Why did we “get hired” as a financial institution? What have we “sold”? How do we ensure it creates a healthier, wealthier and wiser membership?

So back to the fast food story. The job that the credit union “milkshake” was hired to do met that member’s short-term need and want. Did it exceed and truly create a valued, long-term relationship between the member and credit union? Don’t get me wrong, that member keeps coming back for a shake. It’s served with a smile, gives her a stable something to do with her time and helps her get on with her day, but are we doing anything to help her with her not-so-healthy, wealthy nor wise weekly habit?

Are these the typical relationships that many credit unions have prepared for and served up through our collective efforts? If so, how’s that job working for – the member, the credit union itself and the community at large? Are we a healthier, wealthier and wiser community for the job we’ve done?

Or maybe, just maybe, your credit union has been able to move your members from a “job you were hired to do” into “work you are actively engaged to grow with” as partners? Has your message centered on getting in shape together, engaging in real discovery and finding out how to best serve it up?

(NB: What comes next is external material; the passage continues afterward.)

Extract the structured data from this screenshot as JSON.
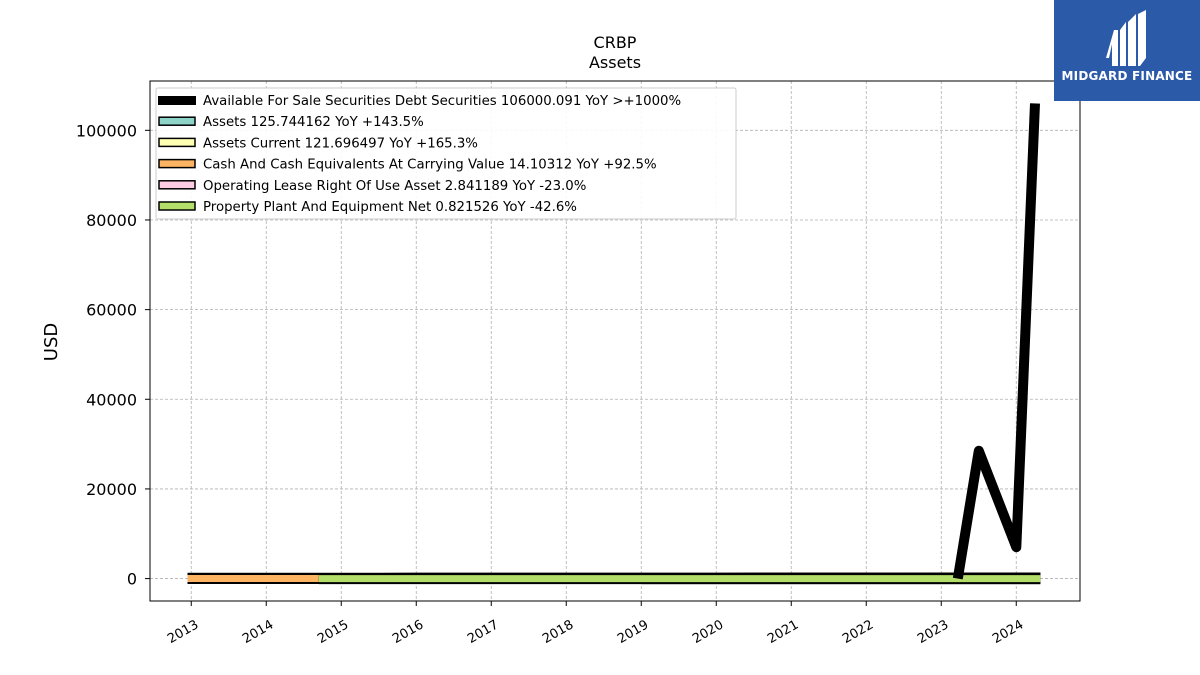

If the answer is no to any of these questions, consider these options:

  • Healthy engagement. Let’s learn, listen and serve our members over time with a money matters approach of fitness and moderation built on the save, spend and reasonable borrow  concepts. Let’s blend technology for ease with human connectedness for care.
  • Wealthy engagement. Is our work about members’ amassing money? Or making the members wealthier in financial behavior for their own peace of mind? Depends on the lifestyle and your target. So approach service from a seek to understand view, then share for beneficial purpose. We should be stewards and help people live within their means. 
  • Wise engagement. We prosper through mutual understanding and positive actions that make us learn our lessons and share our truths. A long-term relationship can handle hard truths and real vulnerabilities when delivered in wise, personally connected ways.

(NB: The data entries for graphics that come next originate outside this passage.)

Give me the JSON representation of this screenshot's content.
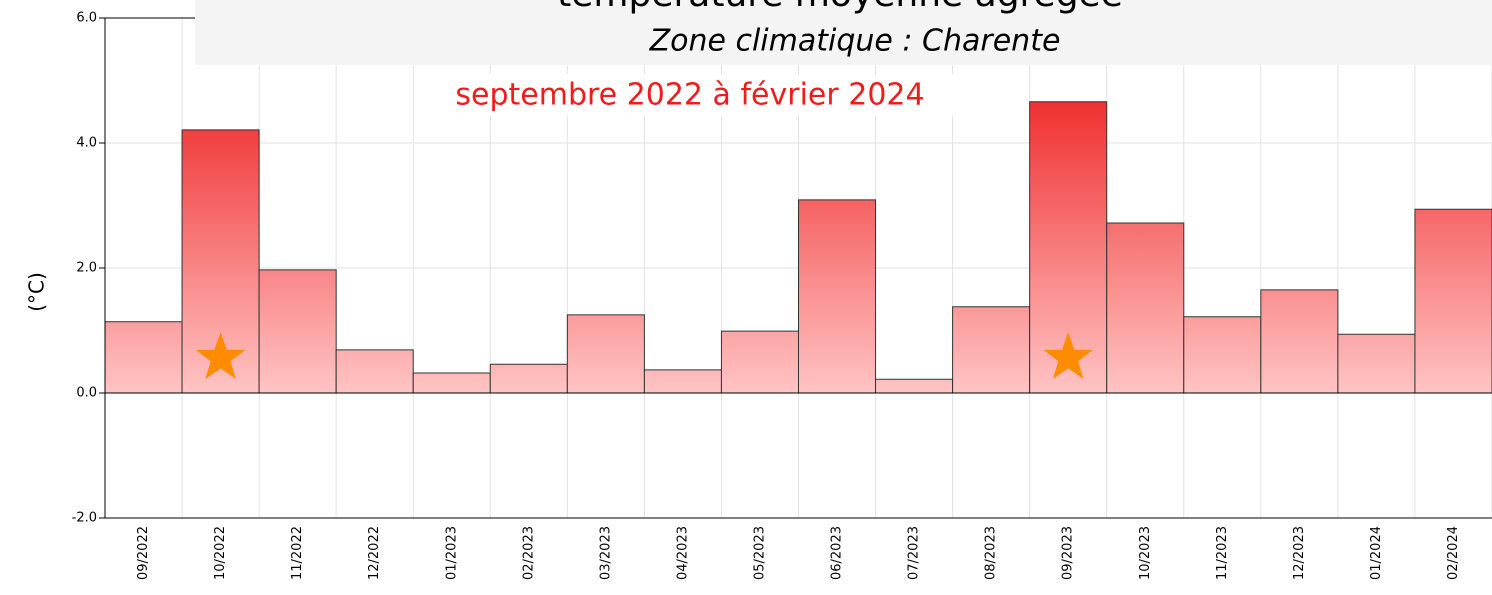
{
  "chart_data": {
    "type": "bar",
    "title": "température moyenne  agrégée",
    "subtitle": "Zone climatique : Charente",
    "period": "septembre 2022 à février 2024",
    "y_label": "(°C)",
    "categories": [
      "09/2022",
      "10/2022",
      "11/2022",
      "12/2022",
      "01/2023",
      "02/2023",
      "03/2023",
      "04/2023",
      "05/2023",
      "06/2023",
      "07/2023",
      "08/2023",
      "09/2023",
      "10/2023",
      "11/2023",
      "12/2023",
      "01/2024",
      "02/2024"
    ],
    "values": [
      1.14,
      4.21,
      1.97,
      0.69,
      0.32,
      0.46,
      1.25,
      0.37,
      0.99,
      3.09,
      0.22,
      1.38,
      4.66,
      2.72,
      1.22,
      1.65,
      0.94,
      2.94
    ],
    "color": "#f03030",
    "starred": [
      "10/2022",
      "09/2023"
    ],
    "star_color": "#ff8c00",
    "ylim": [
      -2,
      6
    ],
    "yticks": [
      {
        "value": -2,
        "label": "-2.0"
      },
      {
        "value": 0,
        "label": "0.0"
      },
      {
        "value": 2,
        "label": "2.0"
      },
      {
        "value": 4,
        "label": "4.0"
      },
      {
        "value": 6,
        "label": "6.0"
      }
    ],
    "grid": true
  }
}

So what does all of this have to do with building our brand? Our product, pricing, promotion, placement, people and payment choices? Everythingif you intend to influence the hearts, heads and souls of your members and potential ones.  Finding that delicate blend of engaging with, and then shaping up, those we serve. We have the P’s of marketing, now it’s time to get all the parts in better shape. How will you measure success? (yet another blog and one ripe for innovative disruption as well.)

Three steps to a better brand message and culture

  1.      Market (brand) consistency. Our people, practices, processes and communication must be connected with the message. Engage with purposeful financial sharing and deliver with human context and consistency. Practice makes…performance results.
  2.      Operational agility. Our work disciplines, people, processes and programs should strive to create ease in understanding and follow-through. Decisions and actions should support long-term value and create necessary short-term revenues for the credit union and most importantly, its membership.
  3.      Technology integration. Our channels and connections should be designed and aligned with an agile (and security stable) infrastructure, effectively leveraged service provider partnerships, intelligent data analysis, and social media connectedness (that’s your feedback loop, free of charge).

Listen, educate and amaze members through brand consistency, operating agility and technology integration. You’ll watch the real relationships grow and the revenue rewards will follow – in dollars and common sense.

So Milkshake it up.  Get Brand connected. Stay agile. Integrate Technology. Offer your membership healthier, wealthier, and wiser financial choices.